The current study found gender of adolescent was significantly associated with overweight/obesity. Similar result was found in the study conducted by Goyal, Shah, Saboo, Phatak, Shah and Gohel, 2010 in school adolescent of 12–18 found age-adjusted prevalence of overweight was found to be 14.3% among boys and 9.2% among girls where as the prevalence of obesity was 2.9% in boys and 1.5% in girls [37]. However in contrast to the present study, Taru, Hesham, David and Jason, 2014 studied Cross-sectional study data from the Global School-based Student Health Survey (GSHS) in seven African countries among 11–17 years old school adolescents revealed that females had a higher overweight in five of the countries [31]. This contraction might be due to the male dominant Nepalese society.

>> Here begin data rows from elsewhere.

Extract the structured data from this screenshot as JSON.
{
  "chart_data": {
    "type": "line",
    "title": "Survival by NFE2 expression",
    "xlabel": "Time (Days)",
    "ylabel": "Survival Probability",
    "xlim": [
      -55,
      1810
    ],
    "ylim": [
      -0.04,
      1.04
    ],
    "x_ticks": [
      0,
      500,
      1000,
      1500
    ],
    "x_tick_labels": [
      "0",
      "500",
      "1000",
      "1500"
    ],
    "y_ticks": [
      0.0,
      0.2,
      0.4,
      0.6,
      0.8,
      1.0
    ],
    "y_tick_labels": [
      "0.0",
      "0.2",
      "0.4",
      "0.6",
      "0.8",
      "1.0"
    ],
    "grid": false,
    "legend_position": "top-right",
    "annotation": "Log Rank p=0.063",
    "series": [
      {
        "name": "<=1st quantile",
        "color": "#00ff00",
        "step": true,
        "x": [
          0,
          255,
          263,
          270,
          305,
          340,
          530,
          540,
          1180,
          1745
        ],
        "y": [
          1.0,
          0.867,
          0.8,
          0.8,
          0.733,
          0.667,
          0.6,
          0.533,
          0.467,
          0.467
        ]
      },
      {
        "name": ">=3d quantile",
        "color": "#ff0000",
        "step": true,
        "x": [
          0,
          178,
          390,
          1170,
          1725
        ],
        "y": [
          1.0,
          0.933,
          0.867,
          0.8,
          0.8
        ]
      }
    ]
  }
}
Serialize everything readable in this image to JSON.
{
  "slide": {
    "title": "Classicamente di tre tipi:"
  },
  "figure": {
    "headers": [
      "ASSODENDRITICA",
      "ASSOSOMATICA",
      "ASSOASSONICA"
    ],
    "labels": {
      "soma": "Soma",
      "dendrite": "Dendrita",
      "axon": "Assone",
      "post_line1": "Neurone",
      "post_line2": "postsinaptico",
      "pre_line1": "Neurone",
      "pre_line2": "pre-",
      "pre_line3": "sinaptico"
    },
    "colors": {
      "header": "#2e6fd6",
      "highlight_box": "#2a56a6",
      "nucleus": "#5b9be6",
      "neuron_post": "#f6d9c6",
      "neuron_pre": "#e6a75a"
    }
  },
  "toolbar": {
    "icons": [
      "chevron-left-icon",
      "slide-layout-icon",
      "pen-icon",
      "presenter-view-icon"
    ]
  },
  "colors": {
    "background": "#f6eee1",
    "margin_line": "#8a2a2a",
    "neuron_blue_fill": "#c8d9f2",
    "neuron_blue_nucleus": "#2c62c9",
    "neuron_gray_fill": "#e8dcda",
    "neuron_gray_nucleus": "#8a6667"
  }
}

The present study revealed that Christian was 0.19 times less likely to be underweight in comparison to Hindus. Similar result was found in the study conducted by Adeladza A. in 2009 in Kwale district of Kenya and Sabharwal NS in 2011 in rural India where Christian have better nutritional status [38],[39]. In concurrent with the present study nutritional status and religion was statistically significant in the study conducted by Arepalli S, Rao GV in Kallur Primary Health Center, Kurnool District of India in 2016 [40]. Similarly in this study overweight/obesity was found 9.75 times more likely in Christian rather than Hindus, this difference might be due to the difference in intake of diet, majority of Christian in the study area own cattle and engaged in agricultural work, however the finding of this study was supported by the study done by Peltzer et al., 2014in which high prevalence of organized religious activity was associated with overweight/obesity [41]. In simultaneous with the present study religious affiliation was associated with overweight/obesity in study conducted by Bharmal NH, McCarthy WJ, Gadgil MD, Kandula NR, Kanaya AM in 2018 [42].

5. Conclusion

The prevalence of underweight, overweight and obesity among school going adolescents between the age of 14–17 years in Dang district Nepal at the time of survey were 21.8%, 3.1% and 0.8% respectively. Prevalence of both under nutrition and over nutrition in school going adolescents demonstrated the existence of double burden of malnutrition. Malnutrition was significantly higher among adolescents living in joint family, family having no earning status. Male adolescents were found more likely to be overweight and obesity than female adolescents. Hence to tie up the good nutrition it is recommended that integrated nutritional intervention and health related services should also be focused on adolescents.

Acknowledgments

Authors would like to acknowledge Prof. Mandira Onta Assist. Dean, Administration T.U. Institute of Medicine, Maharajgunj Campus, Assoc. Prof. Ms. Abhilasha Saha National Medical College, Birjung, Parsa, Assoc. Prof. Dr. Amod Kumar Poudyal Dept. of Community Medicine & Public Health Maharajgunj Medical Campus, Prof. Dr. Sarala Shrestha Chairperson of Research Committee Nepalese Army Institute of Health Campus, College of Nursing, Sano Bharyang for their constructive support. Last but not least, we would like to remember all those adolescents who were respondents of the study for their valuable time and support for providing inevitable information for the study without whom this study would not have been completed.

Abbreviations

AOR

Adjusted odds ratio

BMI

Body mass index

CDC

Center for disease control

CI

Confidence interval

GSHS

Global School-based Student Health Survey

NDHS

Nepal Demographic and Health Survey

OR

Odds ratio

SBA

Skilled Birth Attendant

SD

Standard Deviation

SEAR

South East Asia Region

SLC

School Leaving Certificate

SPSS

Statistical package for the social sciences

VDC

Village Development Committee

WHO

World Health Organization

Footnotes

Conflicts of interests: Authors declare that there is no conflict of interest.